I don't think you're returning a thread-groupd pidfd from
open_by_handle_at() in your scheme. After all you're encoding the tid in
pid_nr() so you'll always find the struct pid for the thread afaict. If
I'm wrong could you please explain how you think this works? I might
just be missing something obvious.

> passed through to f->f_flags on the restored pidfd, but upon checking I see that
> it gets filtered out in do_dentry_open.

It does, but note that __pidfd_prepare() raises it explicitly on the
file afterwards. So it works fine.

>
> I feel like leaving it up to the caller of open_by_handle_at might be better
> (because they are probably better informed about whether they want poll() to
> inform them of thread or process exit) but I could lean either way.

So in order to decode a pidfs file handle you want the caller to have to
specify O_EXCL in the flags argument of open_by_handle_at()?

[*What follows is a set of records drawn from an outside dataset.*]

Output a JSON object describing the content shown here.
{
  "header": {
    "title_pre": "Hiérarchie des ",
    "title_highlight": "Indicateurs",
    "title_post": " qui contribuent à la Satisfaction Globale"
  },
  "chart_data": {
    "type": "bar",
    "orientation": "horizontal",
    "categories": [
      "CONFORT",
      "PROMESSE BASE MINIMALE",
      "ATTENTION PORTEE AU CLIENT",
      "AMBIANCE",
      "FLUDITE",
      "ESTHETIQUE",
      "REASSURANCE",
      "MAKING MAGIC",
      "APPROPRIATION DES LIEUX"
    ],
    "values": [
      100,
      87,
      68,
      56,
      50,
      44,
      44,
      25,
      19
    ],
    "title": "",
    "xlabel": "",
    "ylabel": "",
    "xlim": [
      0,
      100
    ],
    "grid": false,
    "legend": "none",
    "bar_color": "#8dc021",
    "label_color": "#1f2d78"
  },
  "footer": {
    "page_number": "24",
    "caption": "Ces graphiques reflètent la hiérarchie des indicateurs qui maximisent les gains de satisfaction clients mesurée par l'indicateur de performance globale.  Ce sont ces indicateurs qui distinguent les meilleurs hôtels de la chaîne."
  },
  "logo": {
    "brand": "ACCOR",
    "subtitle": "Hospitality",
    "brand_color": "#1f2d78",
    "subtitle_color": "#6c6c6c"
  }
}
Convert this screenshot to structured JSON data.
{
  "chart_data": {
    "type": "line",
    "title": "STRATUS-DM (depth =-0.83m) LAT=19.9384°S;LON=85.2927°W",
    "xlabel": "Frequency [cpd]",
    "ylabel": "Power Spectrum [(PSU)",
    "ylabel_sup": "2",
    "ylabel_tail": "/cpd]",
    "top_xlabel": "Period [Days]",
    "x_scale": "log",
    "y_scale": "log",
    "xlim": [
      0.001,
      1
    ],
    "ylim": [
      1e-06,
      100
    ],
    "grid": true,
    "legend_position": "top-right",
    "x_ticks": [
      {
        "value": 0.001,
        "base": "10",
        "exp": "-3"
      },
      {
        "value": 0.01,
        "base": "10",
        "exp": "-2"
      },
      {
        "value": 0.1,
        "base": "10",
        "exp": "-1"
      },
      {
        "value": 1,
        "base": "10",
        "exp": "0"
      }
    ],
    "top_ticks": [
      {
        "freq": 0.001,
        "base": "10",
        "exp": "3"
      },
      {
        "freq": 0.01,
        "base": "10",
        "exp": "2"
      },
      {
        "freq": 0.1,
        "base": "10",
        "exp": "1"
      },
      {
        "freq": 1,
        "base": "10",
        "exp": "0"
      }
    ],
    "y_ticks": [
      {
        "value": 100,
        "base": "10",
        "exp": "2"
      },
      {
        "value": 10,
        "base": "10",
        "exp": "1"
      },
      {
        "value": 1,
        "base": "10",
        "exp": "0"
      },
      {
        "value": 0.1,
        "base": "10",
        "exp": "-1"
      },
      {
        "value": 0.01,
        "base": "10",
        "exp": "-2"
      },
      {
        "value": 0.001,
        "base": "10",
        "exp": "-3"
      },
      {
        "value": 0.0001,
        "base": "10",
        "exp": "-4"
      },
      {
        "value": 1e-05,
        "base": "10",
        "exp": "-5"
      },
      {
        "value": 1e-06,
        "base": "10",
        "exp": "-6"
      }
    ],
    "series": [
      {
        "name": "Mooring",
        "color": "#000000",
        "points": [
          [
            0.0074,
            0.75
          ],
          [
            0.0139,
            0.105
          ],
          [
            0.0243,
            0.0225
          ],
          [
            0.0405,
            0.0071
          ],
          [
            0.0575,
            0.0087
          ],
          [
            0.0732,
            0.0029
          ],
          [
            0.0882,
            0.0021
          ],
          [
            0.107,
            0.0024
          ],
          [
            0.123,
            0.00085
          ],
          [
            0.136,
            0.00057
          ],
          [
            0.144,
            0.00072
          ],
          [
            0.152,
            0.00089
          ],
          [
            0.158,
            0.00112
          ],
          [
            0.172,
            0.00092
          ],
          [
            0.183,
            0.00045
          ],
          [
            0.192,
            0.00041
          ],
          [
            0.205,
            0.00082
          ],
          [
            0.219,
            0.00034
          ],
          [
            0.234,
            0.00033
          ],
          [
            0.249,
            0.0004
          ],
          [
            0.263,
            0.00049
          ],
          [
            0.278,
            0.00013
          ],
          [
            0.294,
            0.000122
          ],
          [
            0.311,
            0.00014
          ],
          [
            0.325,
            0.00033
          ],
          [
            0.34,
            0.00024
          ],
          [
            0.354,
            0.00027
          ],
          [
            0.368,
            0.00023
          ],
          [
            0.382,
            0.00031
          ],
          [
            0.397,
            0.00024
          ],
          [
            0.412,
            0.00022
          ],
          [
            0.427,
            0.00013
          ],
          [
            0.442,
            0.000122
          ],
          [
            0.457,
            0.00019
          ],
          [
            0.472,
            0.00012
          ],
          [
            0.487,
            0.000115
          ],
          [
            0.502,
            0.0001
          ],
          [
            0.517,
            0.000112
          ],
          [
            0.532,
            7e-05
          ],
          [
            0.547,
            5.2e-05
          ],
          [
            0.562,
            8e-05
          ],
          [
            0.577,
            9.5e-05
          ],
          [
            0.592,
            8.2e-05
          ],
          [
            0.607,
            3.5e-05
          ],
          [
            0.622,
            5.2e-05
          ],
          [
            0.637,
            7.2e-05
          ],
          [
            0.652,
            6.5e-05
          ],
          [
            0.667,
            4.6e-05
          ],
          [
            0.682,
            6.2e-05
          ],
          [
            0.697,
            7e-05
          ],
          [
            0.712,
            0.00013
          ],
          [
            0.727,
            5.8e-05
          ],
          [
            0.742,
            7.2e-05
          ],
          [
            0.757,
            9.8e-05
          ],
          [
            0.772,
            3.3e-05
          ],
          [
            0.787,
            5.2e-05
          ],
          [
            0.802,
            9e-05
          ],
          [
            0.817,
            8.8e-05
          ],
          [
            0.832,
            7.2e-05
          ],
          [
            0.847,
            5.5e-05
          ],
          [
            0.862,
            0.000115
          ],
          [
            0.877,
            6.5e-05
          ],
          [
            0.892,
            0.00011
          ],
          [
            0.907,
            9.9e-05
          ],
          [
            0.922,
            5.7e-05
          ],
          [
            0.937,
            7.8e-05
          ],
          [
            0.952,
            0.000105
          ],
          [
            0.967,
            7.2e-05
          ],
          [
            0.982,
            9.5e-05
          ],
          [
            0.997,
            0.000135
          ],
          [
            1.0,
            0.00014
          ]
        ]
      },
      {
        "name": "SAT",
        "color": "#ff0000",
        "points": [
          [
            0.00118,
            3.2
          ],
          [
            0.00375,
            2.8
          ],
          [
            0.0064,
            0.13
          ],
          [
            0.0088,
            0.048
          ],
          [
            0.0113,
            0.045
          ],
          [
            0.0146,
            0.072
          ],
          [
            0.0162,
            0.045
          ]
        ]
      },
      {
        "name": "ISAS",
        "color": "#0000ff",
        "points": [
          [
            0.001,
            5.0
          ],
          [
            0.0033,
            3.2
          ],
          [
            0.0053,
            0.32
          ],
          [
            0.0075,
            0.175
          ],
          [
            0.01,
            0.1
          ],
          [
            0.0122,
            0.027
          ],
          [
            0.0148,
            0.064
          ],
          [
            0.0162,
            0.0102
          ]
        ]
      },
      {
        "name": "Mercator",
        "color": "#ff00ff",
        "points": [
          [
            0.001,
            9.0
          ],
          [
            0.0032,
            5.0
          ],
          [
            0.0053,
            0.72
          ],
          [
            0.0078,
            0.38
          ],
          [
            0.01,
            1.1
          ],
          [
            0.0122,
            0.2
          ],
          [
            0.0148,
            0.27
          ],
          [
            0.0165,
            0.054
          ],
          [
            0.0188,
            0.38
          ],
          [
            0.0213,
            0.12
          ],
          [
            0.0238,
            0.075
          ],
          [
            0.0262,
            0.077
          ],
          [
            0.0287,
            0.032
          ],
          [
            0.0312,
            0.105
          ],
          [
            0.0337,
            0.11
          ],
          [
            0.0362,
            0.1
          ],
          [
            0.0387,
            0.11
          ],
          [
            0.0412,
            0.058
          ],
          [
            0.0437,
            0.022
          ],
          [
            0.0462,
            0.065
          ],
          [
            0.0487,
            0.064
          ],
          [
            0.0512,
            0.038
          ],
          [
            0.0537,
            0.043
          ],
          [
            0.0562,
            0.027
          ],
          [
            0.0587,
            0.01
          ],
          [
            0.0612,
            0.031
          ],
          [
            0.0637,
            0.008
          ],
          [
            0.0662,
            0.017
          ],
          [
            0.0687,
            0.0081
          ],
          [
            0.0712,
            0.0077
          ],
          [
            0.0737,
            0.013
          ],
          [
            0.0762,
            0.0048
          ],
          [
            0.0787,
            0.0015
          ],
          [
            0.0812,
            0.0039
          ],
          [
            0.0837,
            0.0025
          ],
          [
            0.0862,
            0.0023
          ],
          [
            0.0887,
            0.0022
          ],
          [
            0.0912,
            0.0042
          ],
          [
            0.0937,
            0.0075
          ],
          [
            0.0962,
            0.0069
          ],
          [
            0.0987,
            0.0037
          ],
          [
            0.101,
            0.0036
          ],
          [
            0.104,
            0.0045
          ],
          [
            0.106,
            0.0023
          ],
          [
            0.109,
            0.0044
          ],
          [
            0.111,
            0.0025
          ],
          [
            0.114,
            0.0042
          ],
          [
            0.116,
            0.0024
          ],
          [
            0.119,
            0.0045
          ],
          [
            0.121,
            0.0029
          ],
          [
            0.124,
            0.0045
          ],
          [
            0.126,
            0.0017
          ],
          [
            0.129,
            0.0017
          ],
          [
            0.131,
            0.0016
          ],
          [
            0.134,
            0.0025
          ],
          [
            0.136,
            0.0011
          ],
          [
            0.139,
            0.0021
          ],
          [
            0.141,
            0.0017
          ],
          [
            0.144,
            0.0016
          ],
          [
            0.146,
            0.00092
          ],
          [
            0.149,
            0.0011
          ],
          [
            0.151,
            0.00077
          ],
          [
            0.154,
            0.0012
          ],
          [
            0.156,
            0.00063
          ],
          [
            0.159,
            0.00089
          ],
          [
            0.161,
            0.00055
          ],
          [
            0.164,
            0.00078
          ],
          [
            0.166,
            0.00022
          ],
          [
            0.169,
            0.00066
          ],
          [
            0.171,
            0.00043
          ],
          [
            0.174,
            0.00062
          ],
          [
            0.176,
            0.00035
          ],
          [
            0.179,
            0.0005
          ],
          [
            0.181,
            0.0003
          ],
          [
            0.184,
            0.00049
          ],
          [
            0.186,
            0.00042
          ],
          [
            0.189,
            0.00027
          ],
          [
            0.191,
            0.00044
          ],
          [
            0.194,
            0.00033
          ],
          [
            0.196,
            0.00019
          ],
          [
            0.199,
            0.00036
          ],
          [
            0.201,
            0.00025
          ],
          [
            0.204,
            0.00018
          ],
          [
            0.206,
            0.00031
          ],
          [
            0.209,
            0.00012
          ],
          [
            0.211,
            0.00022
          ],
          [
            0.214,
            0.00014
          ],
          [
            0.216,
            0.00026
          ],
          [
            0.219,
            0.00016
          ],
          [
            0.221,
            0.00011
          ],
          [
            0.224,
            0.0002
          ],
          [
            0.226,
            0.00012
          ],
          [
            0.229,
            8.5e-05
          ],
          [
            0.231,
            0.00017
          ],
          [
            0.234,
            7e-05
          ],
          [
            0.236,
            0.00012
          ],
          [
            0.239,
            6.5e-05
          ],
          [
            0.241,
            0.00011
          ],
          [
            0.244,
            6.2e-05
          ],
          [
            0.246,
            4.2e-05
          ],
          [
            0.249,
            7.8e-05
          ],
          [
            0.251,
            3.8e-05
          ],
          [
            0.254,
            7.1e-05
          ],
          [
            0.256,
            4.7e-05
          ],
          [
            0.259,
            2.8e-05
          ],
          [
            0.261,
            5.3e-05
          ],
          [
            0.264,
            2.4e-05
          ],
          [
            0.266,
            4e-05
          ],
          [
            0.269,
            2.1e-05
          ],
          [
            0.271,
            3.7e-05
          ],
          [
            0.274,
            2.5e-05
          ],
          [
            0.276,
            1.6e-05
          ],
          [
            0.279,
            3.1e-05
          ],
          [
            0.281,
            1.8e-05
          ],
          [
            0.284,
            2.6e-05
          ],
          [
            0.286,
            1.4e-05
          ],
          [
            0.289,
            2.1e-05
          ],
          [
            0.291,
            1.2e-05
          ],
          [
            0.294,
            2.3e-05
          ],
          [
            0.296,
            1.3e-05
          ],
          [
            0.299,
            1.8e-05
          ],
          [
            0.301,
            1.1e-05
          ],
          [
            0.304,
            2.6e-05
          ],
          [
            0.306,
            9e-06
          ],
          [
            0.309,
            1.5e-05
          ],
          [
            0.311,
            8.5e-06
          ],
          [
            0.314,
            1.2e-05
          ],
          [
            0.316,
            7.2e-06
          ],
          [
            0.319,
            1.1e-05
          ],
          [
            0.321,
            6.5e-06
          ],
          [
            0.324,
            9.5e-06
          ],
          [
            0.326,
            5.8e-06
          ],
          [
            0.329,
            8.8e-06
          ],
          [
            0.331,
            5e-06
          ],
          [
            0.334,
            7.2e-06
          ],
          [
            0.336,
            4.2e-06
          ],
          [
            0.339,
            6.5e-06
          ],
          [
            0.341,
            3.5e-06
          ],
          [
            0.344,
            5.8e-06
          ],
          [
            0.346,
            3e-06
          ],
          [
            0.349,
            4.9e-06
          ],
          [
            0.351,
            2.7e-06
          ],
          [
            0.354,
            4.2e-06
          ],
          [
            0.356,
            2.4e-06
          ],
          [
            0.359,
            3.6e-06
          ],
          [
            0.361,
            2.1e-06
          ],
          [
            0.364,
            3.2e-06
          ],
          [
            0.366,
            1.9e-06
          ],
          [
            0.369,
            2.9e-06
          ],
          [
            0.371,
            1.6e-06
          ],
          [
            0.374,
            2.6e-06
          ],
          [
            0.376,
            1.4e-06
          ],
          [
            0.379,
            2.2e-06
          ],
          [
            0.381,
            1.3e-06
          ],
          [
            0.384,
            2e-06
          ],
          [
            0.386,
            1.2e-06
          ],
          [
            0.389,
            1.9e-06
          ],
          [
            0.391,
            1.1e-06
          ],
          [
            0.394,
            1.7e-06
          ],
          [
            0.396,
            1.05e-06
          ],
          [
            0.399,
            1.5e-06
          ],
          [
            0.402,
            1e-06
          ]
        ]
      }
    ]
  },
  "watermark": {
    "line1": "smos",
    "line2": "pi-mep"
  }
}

Is that
your idea?

>
> >> +static struct dentry *pidfs_fh_to_dentry(struct super_block *sb,
> >> + struct fid *gen_fid,
> >> + int fh_len, int fh_type)
> >> +{
> >> + int ret;
> >> + struct path path;
> >> + struct pidfd_fid *fid = (struct pidfd_fid *)gen_fid;
> >> + struct pid *pid;
> >> +
> >> + if (fh_type != FILEID_INO64_GEN || fh_len < PIDFD_FID_LEN)
> >> + return NULL;
> >> +
> >> + pid = find_get_pid_ns(fid->pid, &init_pid_ns);
> >> + if (!pid || pid->ino != fid->ino || pid_vnr(pid) == 0) {
> >> + put_pid(pid);
> >> + return NULL;
> >> + }
> > I think we can avoid the premature reference bump and do:
> >
> > scoped_guard(rcu) {
> > struct pid *pid;
> >
> > pid = find_pid_ns(fid->pid, &init_pid_ns);
> > if (!pid)
> > return NULL;
> >
> > /* Did the pid get recycled? */
> > if (pid->ino != fid->ino)
> > return NULL;
> >
> > /* Must be resolvable in the caller's pid namespace. */
> > if (pid_vnr(pid) == 0)
> > return NULL;
> >
> > /* Ok, this is the pid we want. */
> > get_pid(pid);
> > }
>
> I can go with that if preferred. I was worried a bit about making the RCU
> critical section too large, but of course I'm sure there are much larger
> sections inside the kernel.

This is perfectly fine. Don't worry about it.

>
> >> +
> >> + ret = path_from_stashed(&pid->stashed, pidfs_mnt, pid, &path);
> >> + if (ret < 0)
> >> + return ERR_PTR(ret);
> >> +
> >> + mntput(path.mnt);
> >> + return path.dentry;
> >> }
>
> Similarly here i should probably refactor this into dentry_from_stashed in
> order to avoid a needless bump-then-drop of path.mnt's reference count

No, what you have now is fine. I wouldn't add a specific helper for
this. In contrast to the pid the pidfs mount never goes away.